It's the latest video to create a buzz on the Internet here in France; members of the governing centre-right Union pour un Mouvement Populaire (Union for a Popular Movement UMP) party lip-synching.
Most of the video was shot at the party's summer conference in Seignosse best remembered perhaps for THAT clip of the interior minister, Brice Hortefeux apparently making a remark which many interpreted as racist.
And it features - if that's the right word - several government ministers - past and present - letting their hair down and singing and dancing in perfect harmony, albeit it in playback.
The teaser came out last week with the official release of the full-length version set for release Friday 11 December.
But of course the French media has got hold its hands on it - so to speak - and the pirated version, complete with a Nicolas Sarkozy impersonator voice-over, is already doing the rounds.

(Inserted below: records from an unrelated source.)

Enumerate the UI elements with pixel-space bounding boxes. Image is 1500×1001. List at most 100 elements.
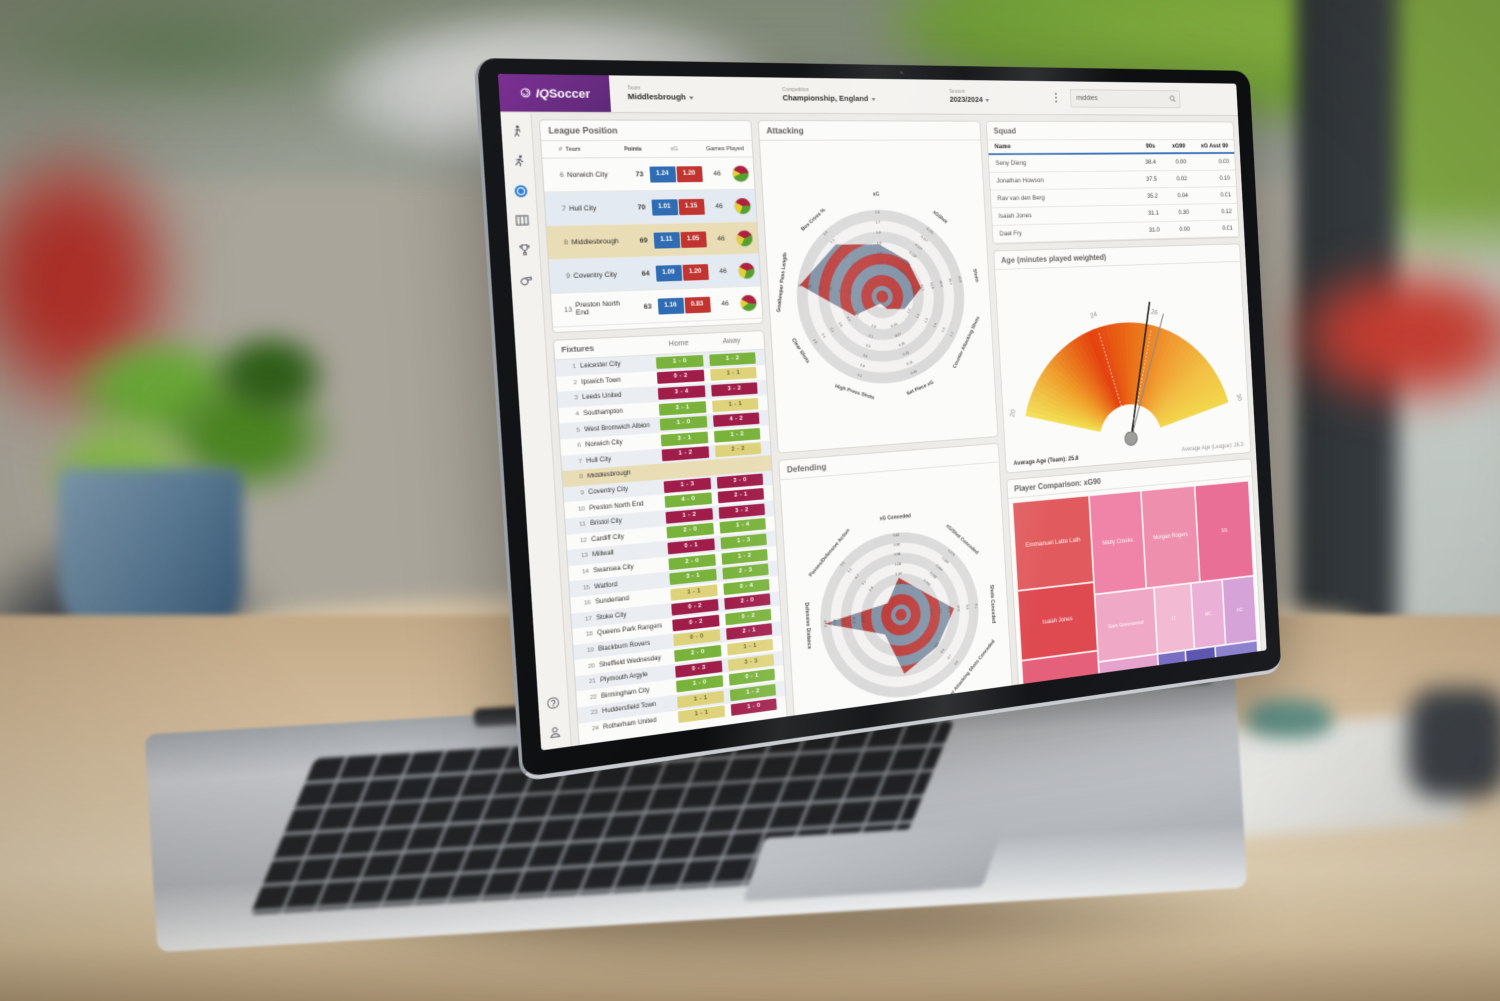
- home-score: 3 - 4: [657, 385, 706, 400]
- player-xg90: 0.30: [1178, 209, 1190, 217]
- radar-tick-label: 2.0: [850, 261, 856, 267]
- treemap-cell[interactable]: MV: [1157, 650, 1188, 703]
- league-row[interactable]: 13 Preston North End 63 1.16 0.83 46: [550, 286, 763, 328]
- radar-tick-label: 3.9: [860, 363, 866, 368]
- runner-icon[interactable]: [510, 153, 527, 168]
- radar-tick-label: 0.108: [908, 251, 917, 259]
- player-xg-asst-90: 0.01: [1220, 191, 1231, 199]
- radar-tick-label: 4.1: [857, 373, 863, 378]
- treemap-cell[interactable]: MC: [1190, 579, 1226, 649]
- radar-tick-label: 0.39: [891, 322, 898, 328]
- results-pie-chart: [733, 197, 751, 214]
- radar-tick-label: 4.7: [854, 573, 860, 579]
- col-rank: #: [558, 146, 563, 153]
- treemap-cell-label: MV: [1169, 673, 1176, 680]
- radar-tick-label: 13.8: [910, 286, 915, 293]
- treemap-cell[interactable]: Emmanuel Latte Lath: [1012, 495, 1094, 591]
- gauge-band: [1030, 384, 1103, 431]
- iqsoccer-logo[interactable]: IQSoccer: [497, 73, 612, 112]
- radar-tick-label: 9.1: [974, 603, 978, 608]
- treemap-cell[interactable]: HC: [1222, 576, 1258, 645]
- radar-tick-label: 0.113: [914, 243, 923, 251]
- competition-selector[interactable]: Competition Championship, England: [782, 87, 876, 104]
- radar-tick-label: 0.82: [893, 533, 900, 538]
- radar-tick-label: 0.98: [894, 552, 901, 557]
- radar-tick-label: 12.1: [938, 607, 942, 614]
- away-score: 1 - 1: [710, 367, 757, 382]
- treemap-cell[interactable]: Matty Crooks: [1088, 490, 1147, 595]
- team-selector[interactable]: Team Middlesbrough: [627, 85, 694, 102]
- radar-tick-label: 2.1: [843, 254, 849, 260]
- treemap-cell[interactable]: Sam Greenwood: [1094, 587, 1158, 662]
- col-team: Team: [565, 145, 581, 153]
- results-pie-chart: [737, 262, 755, 279]
- radar-tick-label: 1.0: [906, 308, 911, 314]
- radar-tick-label: 2.1: [854, 310, 860, 316]
- treemap-cell[interactable]: LT: [1153, 583, 1195, 654]
- fixture-rank: 23: [590, 709, 599, 717]
- club-icon[interactable]: [512, 183, 529, 199]
- radar-tick-label: 0.080: [941, 556, 949, 564]
- radar-tick-label: 5.3: [861, 580, 867, 586]
- age-gauge-panel: Age (minutes played weighted) 20 24 26 30 A…: [993, 243, 1252, 474]
- radar-tick-label: 43.4: [842, 618, 846, 625]
- desk-object: [1246, 700, 1332, 738]
- treemap-cell[interactable]: Isaiah Jones: [1017, 581, 1098, 662]
- results-pie-wrap: [732, 197, 752, 214]
- results-pie-wrap: [738, 294, 758, 311]
- radar-tick-label: 0.084: [935, 564, 944, 572]
- search-box: [1069, 88, 1181, 108]
- fixture-rank: 21: [588, 678, 597, 686]
- radar-tick-label: 27: [838, 289, 842, 293]
- trophy-icon[interactable]: [516, 242, 533, 258]
- radar-tick-label: 0.088: [929, 571, 938, 579]
- help-icon[interactable]: [545, 694, 562, 711]
- fixture-rank: 6: [577, 442, 582, 450]
- pitch-grid-icon[interactable]: [514, 212, 531, 228]
- radar-axis-label: Shots Conceded: [988, 585, 996, 624]
- account-icon[interactable]: [547, 724, 564, 741]
- home-score-cell: 1 - 0: [657, 416, 711, 431]
- radar-tick-label: 1.14: [895, 572, 902, 577]
- treemap-cell[interactable]: LA: [1214, 640, 1260, 695]
- season-selector[interactable]: Season 2023/2024: [949, 89, 990, 105]
- background-red-blur: [0, 130, 190, 430]
- treemap-cell-label: SS: [1221, 528, 1228, 535]
- col-games: Games Played: [705, 145, 745, 152]
- away-score: 4 - 2: [713, 412, 760, 428]
- radar-tick-label: 0.104: [903, 258, 912, 266]
- fixture-team: Coventry City: [588, 486, 629, 497]
- league-row[interactable]: 6 Norwich City 73 1.24 1.20 46: [542, 157, 755, 193]
- player-name: Rav van den Berg: [997, 194, 1045, 203]
- kebab-menu-icon[interactable]: [1052, 90, 1060, 106]
- league-row[interactable]: 7 Hull City 70 1.01 1.15 46: [544, 189, 757, 227]
- treemap-cell[interactable]: SS: [1194, 480, 1254, 583]
- treemap-cell[interactable]: Morgan Rogers: [1141, 485, 1200, 589]
- search-icon[interactable]: [1169, 95, 1176, 103]
- games-played: 46: [715, 202, 724, 210]
- treemap-cell[interactable]: ZM: [1184, 646, 1218, 699]
- radar-axis-label: Goalkeeper Pass Length: [776, 252, 789, 312]
- player-90s: 37.5: [1145, 175, 1158, 183]
- treemap-cell[interactable]: Marcus Forss: [1021, 651, 1101, 723]
- gauge-tick-label: 20: [1008, 409, 1017, 418]
- whistle-icon[interactable]: [518, 272, 535, 288]
- home-score: 2 - 1: [658, 400, 707, 416]
- player-icon[interactable]: [508, 124, 525, 139]
- home-score: 1 - 1: [677, 705, 726, 724]
- fixture-rank: 24: [591, 725, 600, 733]
- radar-tick-label: 0.076: [947, 549, 955, 557]
- squad-table-header: Name 90s xG90 xG Asst 90: [987, 139, 1235, 156]
- radar-tick-label: 2.2: [836, 246, 842, 252]
- search-input[interactable]: [1074, 93, 1168, 103]
- defending-radar-chart: 0.82 0.90 0.98 1.06 1.14 1.22 xG Conceded 0.076…: [803, 513, 996, 708]
- radar-tick-label: 3.4: [821, 332, 827, 338]
- xg-against: 0.83: [683, 296, 711, 313]
- treemap-cell[interactable]: AG: [1097, 653, 1160, 712]
- xg-for: 1.09: [655, 264, 682, 282]
- logo-swirl-icon: [519, 87, 531, 98]
- results-pie-chart: [739, 294, 757, 311]
- window-frame: [1296, 0, 1416, 740]
- radar-tick-label: 1.3: [878, 262, 883, 266]
- rank: 6: [559, 171, 565, 179]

The video is the brainchild of the UMP's youth wing. An attempt surely to appeal to the electorate ahead next year's regional elections in which several of the political "artistes" will be standing such as the minister for higher education and research, Valérie Pécresse, in Ile de France and the minister of employment, Xavier Darcos, in Aquitaine.
Also shaking their stuff and joining in the fun in a splendid show of solidarity in "Tous ceux qui veulent changer le monde" ("Everyone who wants to change the world") are several other frontline government ministers including Christine Lagarde, (finance), Eric Besson (immigration) and Eric Woerth (budget) as well as the junior minister for sports, Rama Yade, and the junior minister for family, Nadine Morano.
Not forgetting of course the former prime minister, Jean-Pierre Raffarin, or Rachida Dati, who until June this year was the justice minister and is now a member of the European parliament.
And so the list goes on.
Anyway without further ado, here it is. Sit back, enjoy and...er...sing along?
Have you recovered or are you still singing?
Earlier this year a similar lip-synched video from Daniel Cohn-Bendit's Europe Écologie party ahead of June's European parliamentary elections received more than 90,000 hits.
While it would without doubt be stretching a point to say that it contributed to the party's success in the election in which it won over 16 per cent of the national vote and gained 14 seats in the European parliament, it certainly didn't do it any harm.
Something perhaps the youth wing of the UMP party is hoping it can repeat in next year's regional elections.